Now that the end of the year film releases have opened the spigot and flooded theaters, it’s time to hit the cinema. I’m eager to satisfy curiosity and test the offerings—and to make comparisons and observations—so off I trotted to the nearest cinema.
Can You Ever Forgive Me?
I waited a long time for this one. I’ve said it before and will most likely be saying it again, if you can do comedy, you can do anything. Melissa McCarthy is brilliant. Her sympathy for the abrasive, abusive, and broken Lee Israel is utterly absorbing. She made accessible a thoroughly unlikable person and will be a strong award contender and should be a frontrunner for the SAG. Richard Grant is also marvelous. He and McCarthy bring to life the strange and desperate friendship between Israel and Hock.
I’m not sure why this film isn’t doing better at the box office. Perhaps it’s some industry-insider thing, which is shameful. The story is entirely character-driven, which makes some Hollywood exec types crazed, much the same way they used to bash Spielberg when he made “serious” films, which reminds me, HBO and Susan Lacy did a fabulous documentary about Spielberg.
Already slated for numerous awards, I mainly went to see Viggo. The man has the ability, as does Olivia Spencer, to communicate reams of information in silence. Those eyes. He killed me with them in History of Violence, and this movie has some comparisons when it comes to violence, understanding and forgiveness. It’s a story about how defensive, and ingrained, prejudice can invert itself, remold to become acceptance and admiration, an outcome unbelievable, except that it did happen. Tony Vallelonga (Viggo Mortensen) and Dr.Don Shirley, (Mahershala Ali) were vastly different men. Tony was raised in a close-knit community that denigrated blacks, and Shirley well-educated and gifted, could barely tolerate Tone’s crassness.

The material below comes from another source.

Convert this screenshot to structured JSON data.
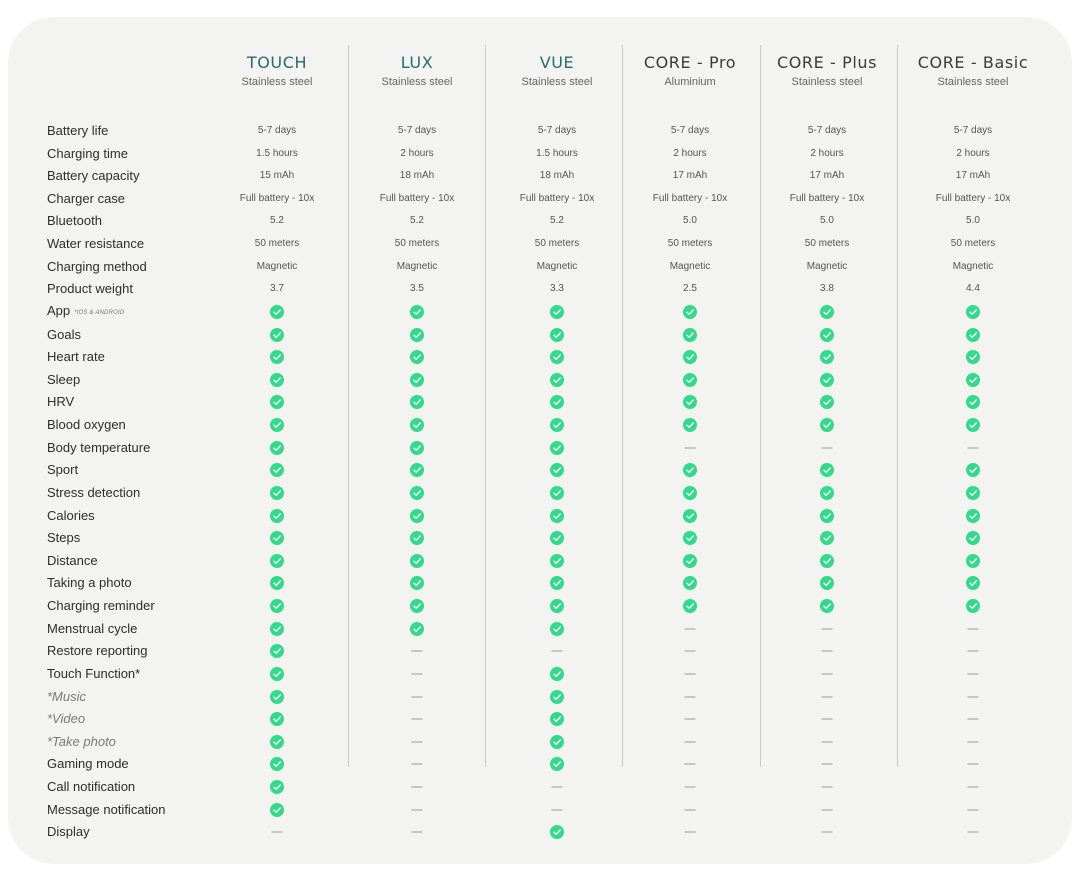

The film title comes from The Negro Motorist Green Book, written by Victor Hugo Green. The screenplay is co-written by Nick Vallelonga, Tony’s son. There has been some backlash from Shirley’s family, who disagree with the eventual relationship between the two men and are of the opinion that Ali does not portray the terror evoked then, and still today, living and traveling in the south for blacks. They have their opinion, but mine is that Shirley, or the storyline, seeks to portray the dignity and courage it took to do that tour. The two men aren’t worlds apart, it’s more like universes. Tony, so violent and gross of manner, is so blessed with love for his family, while Shirley, so gifted and elegant, is estranged from his. Shirley learns to accept and allow himself to see underneath Tony’s persona, a man who accepts who and what he is, adores his family and yet thinks nothing of smashing somebody’s face into a bloody mess. That which horrifies Shirley is just another day on the job for Tony Vallelonga.
Don’t get so involved in the story that you miss the connection made between these two fiercely brilliant actors. It’s the sort of interplay that makes for a SAG award.
I Think We’re Alone Now (DVD)
I’ve adored Peter Dinklage since his portrayal of a scary on-the-edge-of-freaking-out children’s book writer in Elf. And what sort of asshat doesn’t love the wickedly droll Tyrion Lannister?
This dystopian story dissects the emotional fallout of a catastrophic planetary event with none of the disaster/violence theme. Its haunting and quiet until it gets ugly. Character motivation is deep and complex with a few surprising twists. What you think is weird at the beginning is given relevance as the story unfolds. Buy it, rent it, whatever. It’s worth your time and money. I have yet to see My Dinner with Hervé, a story Dinklage wanted told.
Next up, I’m itching to see The Favourite.